We recommend that most stone formers try to reduce their meat intake to 6 oz a day. This includes all types of meat: beef, pork, poultry, and seafood.
The USDA recommends a daily allowance of 5-6 oz of protein intake among adults. They also recommend choosing non-meat protein foods such as nuts and beans instead of meat sources. Protein from non-meat sources does not appear to increase the risk of stones.
- A small steak contains about 3-4 oz of protein.
- A quarter pound hamburger with cheese contains 4 oz of protein.
- A chicken breast contains about 5 oz of protein, a chicken thigh about 2.5 oz, a chicken drumstick about 1.5 oz.
- One 5 oz can of tuna contains 5 oz of protein.
- 1 medium egg contains 1 oz of protein.
Lowering your animal protein intake and eating more fruits and vegetables also benefits your overall health by limiting the amount of saturated fats and cholesterol in your diet. This helps to reduce your risk of cardiovascular disease.
While oxalate plays an important role in the development of calcium oxalate stones, dietary restriction does not appear to be effective in reducing the risk of stones in the majority of patients. About 40% of urinary oxalate comes from dietary sources while the remainder is naturally made within the liver. Therefore, reducing oxalate dietary intake does not always have a significant impact on total urinary oxalate levels.
Oxalate is found in many vegetable and fruits, including many healthy dietary choices often making it difficult to achieve a low oxalate diet. Because of these issues, oxalate avoidance is beneficial primarily in those individuals with specific abnormalities that lead to high oxalate urinary levels.
We recommend that most stone formers should maintain a normal oxalate intake without the need for oxalate restriction. High oxalate intake should be avoided in individuals found to have high urinary oxalate levels on metabolic evaluation. Oxalate restriction may be beneficial in certain individuals with high urinary oxalate levels.
Oxalate rich foods
- Tea (black)
- Mustard greens
- Sweet potatoes
Kidney stone formers often question whether to stop or reduce their calcium intake. Despite the fact that calcium is a major component of 75% of stones, excessive calcium intake is very rarely the cause of stone formation.
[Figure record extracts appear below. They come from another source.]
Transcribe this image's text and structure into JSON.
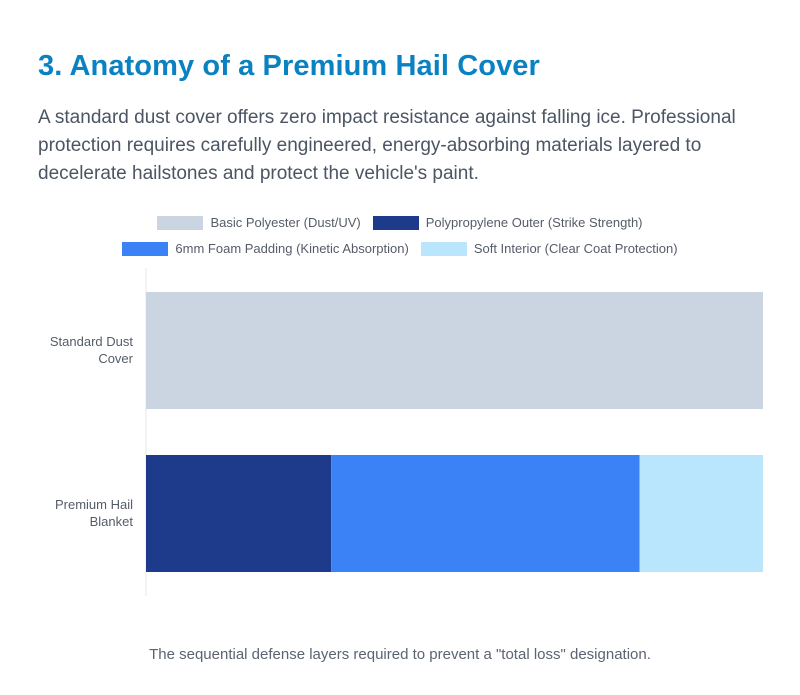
{
  "header": {
    "title": "3. Anatomy of a Premium Hail Cover",
    "description": "A standard dust cover offers zero impact resistance against falling ice. Professional protection requires carefully engineered, energy-absorbing materials layered to decelerate hailstones and protect the vehicle's paint."
  },
  "caption": "The sequential defense layers required to prevent a \"total loss\" designation.",
  "chart_data": {
    "type": "bar",
    "orientation": "horizontal",
    "stacked": true,
    "categories": [
      [
        "Standard Dust",
        "Cover"
      ],
      [
        "Premium Hail",
        "Blanket"
      ]
    ],
    "series": [
      {
        "name": "Basic Polyester (Dust/UV)",
        "color": "#cbd5e1",
        "values": [
          100,
          0
        ]
      },
      {
        "name": "Polypropylene Outer (Strike Strength)",
        "color": "#1e3a8a",
        "values": [
          0,
          30
        ]
      },
      {
        "name": "6mm Foam Padding (Kinetic Absorption)",
        "color": "#3b82f6",
        "values": [
          0,
          50
        ]
      },
      {
        "name": "Soft Interior (Clear Coat Protection)",
        "color": "#bae6fd",
        "values": [
          0,
          20
        ]
      }
    ],
    "xlim": [
      0,
      100
    ],
    "legend": "top",
    "grid": false
  }
}
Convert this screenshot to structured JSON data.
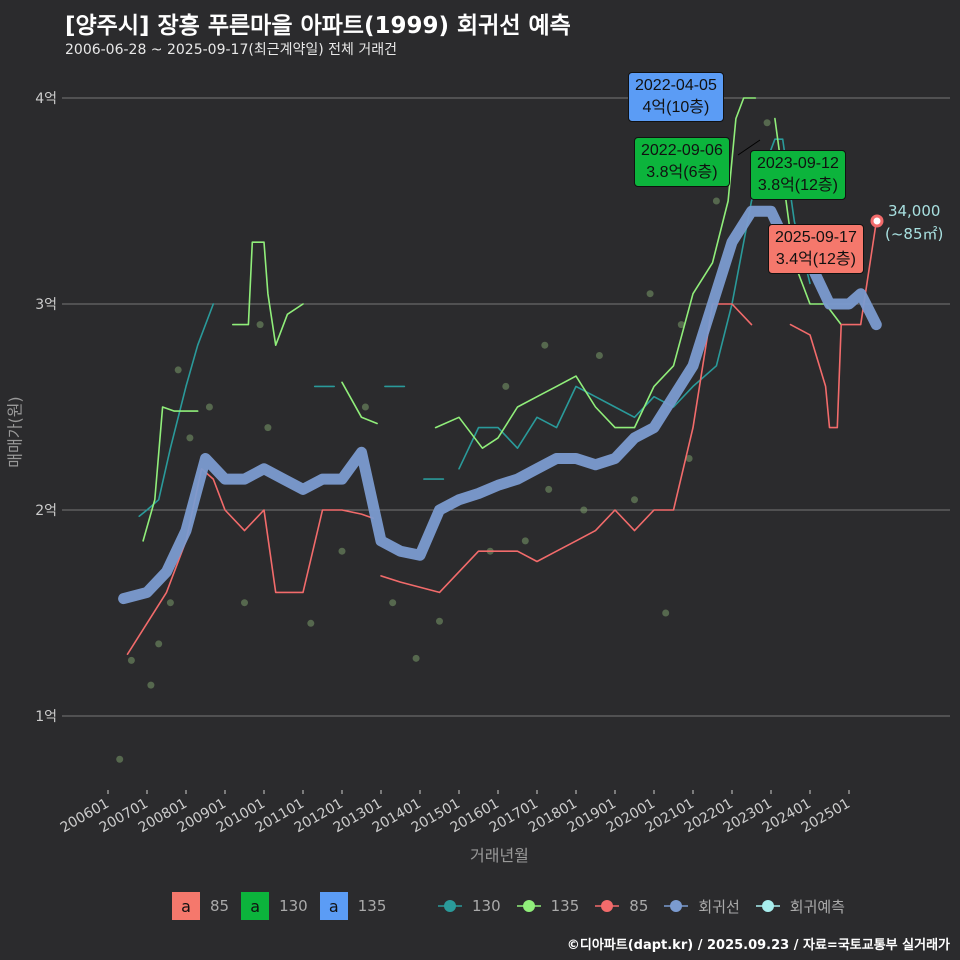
{
  "chart_data": {
    "type": "line",
    "title": "[양주시] 장흥 푸른마을 아파트(1999) 회귀선 예측",
    "subtitle": "2006-06-28 ~ 2025-09-17(최근계약일) 전체 거래건",
    "xlabel": "거래년월",
    "ylabel": "매매가(원)",
    "ylim": [
      0.7,
      4.2
    ],
    "yticks": [
      {
        "v": 1,
        "label": "1억"
      },
      {
        "v": 2,
        "label": "2억"
      },
      {
        "v": 3,
        "label": "3억"
      },
      {
        "v": 4,
        "label": "4억"
      }
    ],
    "xticks": [
      "200601",
      "200701",
      "200801",
      "200901",
      "201001",
      "201101",
      "201201",
      "201301",
      "201401",
      "201501",
      "201601",
      "201701",
      "201801",
      "201901",
      "202001",
      "202101",
      "202201",
      "202301",
      "202401",
      "202501"
    ],
    "series": [
      {
        "name": "130",
        "color": "#2a9a9a",
        "points": [
          [
            2006.8,
            1.97
          ],
          [
            2007.0,
            2.0
          ],
          [
            2007.3,
            2.05
          ],
          [
            2007.6,
            2.3
          ],
          [
            2008.0,
            2.6
          ],
          [
            2008.3,
            2.8
          ],
          [
            2008.7,
            3.0
          ],
          null,
          [
            2011.3,
            2.6
          ],
          [
            2011.8,
            2.6
          ],
          null,
          [
            2013.1,
            2.6
          ],
          [
            2013.6,
            2.6
          ],
          null,
          [
            2014.1,
            2.15
          ],
          [
            2014.6,
            2.15
          ],
          null,
          [
            2015.0,
            2.2
          ],
          [
            2015.5,
            2.4
          ],
          [
            2016.0,
            2.4
          ],
          [
            2016.5,
            2.3
          ],
          [
            2017.0,
            2.45
          ],
          [
            2017.5,
            2.4
          ],
          [
            2018.0,
            2.6
          ],
          [
            2018.5,
            2.55
          ],
          [
            2019.0,
            2.5
          ],
          [
            2019.5,
            2.45
          ],
          [
            2020.0,
            2.55
          ],
          [
            2020.5,
            2.5
          ],
          [
            2021.0,
            2.6
          ],
          [
            2021.6,
            2.7
          ],
          [
            2022.0,
            3.0
          ],
          [
            2022.5,
            3.5
          ],
          [
            2023.1,
            3.8
          ],
          [
            2023.3,
            3.8
          ],
          [
            2023.6,
            3.4
          ],
          [
            2024.0,
            3.1
          ]
        ]
      },
      {
        "name": "135",
        "color": "#90ee7a",
        "points": [
          [
            2006.9,
            1.85
          ],
          [
            2007.2,
            2.05
          ],
          [
            2007.4,
            2.5
          ],
          [
            2007.7,
            2.48
          ],
          [
            2008.3,
            2.48
          ],
          null,
          [
            2009.2,
            2.9
          ],
          [
            2009.6,
            2.9
          ],
          [
            2009.7,
            3.3
          ],
          [
            2010.0,
            3.3
          ],
          [
            2010.1,
            3.05
          ],
          [
            2010.3,
            2.8
          ],
          [
            2010.6,
            2.95
          ],
          [
            2011.0,
            3.0
          ],
          null,
          [
            2012.0,
            2.62
          ],
          [
            2012.5,
            2.45
          ],
          [
            2012.9,
            2.42
          ],
          null,
          [
            2014.4,
            2.4
          ],
          [
            2015.0,
            2.45
          ],
          [
            2015.6,
            2.3
          ],
          [
            2016.0,
            2.35
          ],
          [
            2016.5,
            2.5
          ],
          [
            2017.0,
            2.55
          ],
          [
            2017.5,
            2.6
          ],
          [
            2018.0,
            2.65
          ],
          [
            2018.5,
            2.5
          ],
          [
            2019.0,
            2.4
          ],
          [
            2019.5,
            2.4
          ],
          [
            2020.0,
            2.6
          ],
          [
            2020.5,
            2.7
          ],
          [
            2021.0,
            3.05
          ],
          [
            2021.5,
            3.2
          ],
          [
            2021.9,
            3.5
          ],
          [
            2022.1,
            3.9
          ],
          [
            2022.3,
            4.0
          ],
          [
            2022.6,
            4.0
          ],
          null,
          [
            2023.1,
            3.9
          ],
          [
            2023.6,
            3.2
          ],
          [
            2024.0,
            3.0
          ],
          [
            2024.4,
            3.0
          ],
          [
            2024.8,
            2.9
          ]
        ]
      },
      {
        "name": "85",
        "color": "#f26b6b",
        "points": [
          [
            2006.5,
            1.3
          ],
          [
            2007.0,
            1.45
          ],
          [
            2007.5,
            1.6
          ],
          [
            2008.0,
            1.85
          ],
          [
            2008.4,
            2.2
          ],
          [
            2008.7,
            2.15
          ],
          [
            2009.0,
            2.0
          ],
          [
            2009.5,
            1.9
          ],
          [
            2010.0,
            2.0
          ],
          [
            2010.3,
            1.6
          ],
          [
            2011.0,
            1.6
          ],
          [
            2011.5,
            2.0
          ],
          [
            2012.0,
            2.0
          ],
          [
            2012.5,
            1.98
          ],
          [
            2012.8,
            1.96
          ],
          null,
          [
            2013.0,
            1.68
          ],
          [
            2013.5,
            1.65
          ],
          [
            2014.5,
            1.6
          ],
          [
            2015.0,
            1.7
          ],
          [
            2015.5,
            1.8
          ],
          [
            2016.5,
            1.8
          ],
          [
            2017.0,
            1.75
          ],
          [
            2017.5,
            1.8
          ],
          [
            2018.0,
            1.85
          ],
          [
            2018.5,
            1.9
          ],
          [
            2019.0,
            2.0
          ],
          [
            2019.5,
            1.9
          ],
          [
            2020.0,
            2.0
          ],
          [
            2020.5,
            2.0
          ],
          [
            2021.0,
            2.4
          ],
          [
            2021.5,
            3.0
          ],
          [
            2022.0,
            3.0
          ],
          [
            2022.5,
            2.9
          ],
          null,
          [
            2023.5,
            2.9
          ],
          [
            2024.0,
            2.85
          ],
          [
            2024.4,
            2.6
          ],
          [
            2024.5,
            2.4
          ],
          [
            2024.7,
            2.4
          ],
          [
            2024.8,
            2.9
          ],
          [
            2025.3,
            2.9
          ],
          [
            2025.7,
            3.4
          ]
        ]
      },
      {
        "name": "회귀선",
        "color": "#7b9bd0",
        "points": [
          [
            2006.4,
            1.57
          ],
          [
            2007.0,
            1.6
          ],
          [
            2007.5,
            1.7
          ],
          [
            2008.0,
            1.9
          ],
          [
            2008.5,
            2.25
          ],
          [
            2009.0,
            2.15
          ],
          [
            2009.5,
            2.15
          ],
          [
            2010.0,
            2.2
          ],
          [
            2010.5,
            2.15
          ],
          [
            2011.0,
            2.1
          ],
          [
            2011.5,
            2.15
          ],
          [
            2012.0,
            2.15
          ],
          [
            2012.5,
            2.28
          ],
          [
            2013.0,
            1.85
          ],
          [
            2013.5,
            1.8
          ],
          [
            2014.0,
            1.78
          ],
          [
            2014.5,
            2.0
          ],
          [
            2015.0,
            2.05
          ],
          [
            2015.5,
            2.08
          ],
          [
            2016.0,
            2.12
          ],
          [
            2016.5,
            2.15
          ],
          [
            2017.0,
            2.2
          ],
          [
            2017.5,
            2.25
          ],
          [
            2018.0,
            2.25
          ],
          [
            2018.5,
            2.22
          ],
          [
            2019.0,
            2.25
          ],
          [
            2019.5,
            2.35
          ],
          [
            2020.0,
            2.4
          ],
          [
            2020.5,
            2.55
          ],
          [
            2021.0,
            2.7
          ],
          [
            2021.5,
            3.0
          ],
          [
            2022.0,
            3.3
          ],
          [
            2022.5,
            3.45
          ],
          [
            2023.0,
            3.45
          ],
          [
            2023.5,
            3.25
          ],
          [
            2024.0,
            3.2
          ],
          [
            2024.5,
            3.0
          ],
          [
            2025.0,
            3.0
          ],
          [
            2025.3,
            3.05
          ],
          [
            2025.7,
            2.9
          ]
        ]
      }
    ],
    "scatter": [
      [
        2006.3,
        0.79
      ],
      [
        2006.6,
        1.27
      ],
      [
        2007.1,
        1.15
      ],
      [
        2007.3,
        1.35
      ],
      [
        2007.6,
        1.55
      ],
      [
        2008.1,
        2.35
      ],
      [
        2008.6,
        2.5
      ],
      [
        2009.5,
        1.55
      ],
      [
        2010.1,
        2.4
      ],
      [
        2011.2,
        1.45
      ],
      [
        2012.0,
        1.8
      ],
      [
        2013.3,
        1.55
      ],
      [
        2013.9,
        1.28
      ],
      [
        2014.5,
        1.46
      ],
      [
        2015.8,
        1.8
      ],
      [
        2016.7,
        1.85
      ],
      [
        2017.3,
        2.1
      ],
      [
        2018.2,
        2.0
      ],
      [
        2019.5,
        2.05
      ],
      [
        2020.3,
        1.5
      ],
      [
        2020.9,
        2.25
      ],
      [
        2007.8,
        2.68
      ],
      [
        2009.9,
        2.9
      ],
      [
        2012.6,
        2.5
      ],
      [
        2016.2,
        2.6
      ],
      [
        2017.2,
        2.8
      ],
      [
        2018.6,
        2.75
      ],
      [
        2019.9,
        3.05
      ],
      [
        2020.7,
        2.9
      ],
      [
        2021.6,
        3.5
      ],
      [
        2022.9,
        3.88
      ],
      [
        2023.4,
        3.6
      ]
    ],
    "annotations": [
      {
        "date": "2022-04-05",
        "label": "4억(10층)",
        "color": "#5b9cf5"
      },
      {
        "date": "2022-09-06",
        "label": "3.8억(6층)",
        "color": "#0cb43c"
      },
      {
        "date": "2023-09-12",
        "label": "3.8억(12층)",
        "color": "#0cb43c"
      },
      {
        "date": "2025-09-17",
        "label": "3.4억(12층)",
        "color": "#f5786c"
      }
    ],
    "endpoint": {
      "value": "34,000",
      "area": "(~85㎡)"
    },
    "legend_box": [
      {
        "label": "85",
        "color": "#f5786c"
      },
      {
        "label": "130",
        "color": "#0cb43c"
      },
      {
        "label": "135",
        "color": "#5b9cf5"
      }
    ],
    "legend_line": [
      {
        "label": "130",
        "color": "#2a9a9a"
      },
      {
        "label": "135",
        "color": "#90ee7a"
      },
      {
        "label": "85",
        "color": "#f26b6b"
      },
      {
        "label": "회귀선",
        "color": "#7b9bd0"
      },
      {
        "label": "회귀예측",
        "color": "#a8eeee"
      }
    ],
    "legend_box_glyph": "a"
  },
  "footer": "©디아파트(dapt.kr) / 2025.09.23 / 자료=국토교통부 실거래가"
}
In fact, several studies have shown that restricting calcium intake in most stone formers actually increases the number of stones they develop. This appears to happen because when less calcium is ingested, it becomes easier for oxalate (which normally binds with calcium in the gut) to be absorbed. Higher levels of oxalate in the urine then lead to an increase in stone risk. Calcium obtained from dietary sources appears to be better than calcium from supplements in regards to lowering stone risk because supplements can actually increase your risk of stones slightly (by 17%) while dietary calcium intake is instead associated with lower stone risk. If you need to take supplements, taking them during meals appears to be better in terms of stone risk.
We recommend that stone formers maintain a normal calcium intake, preferably from dietary sources. Female stone formers taking calcium supplementation to prevent osteoporosis experience a slightly increased risk of stones (17%) which needs to be balanced against their risk of osteoporosis.
For more on calcium intake and stones, see: Should I stop my calcium?
Editors note: Oxalate and calcium sections updated on 5/23/12 to reflect information presented at the 2012 American Urological Association Meeting.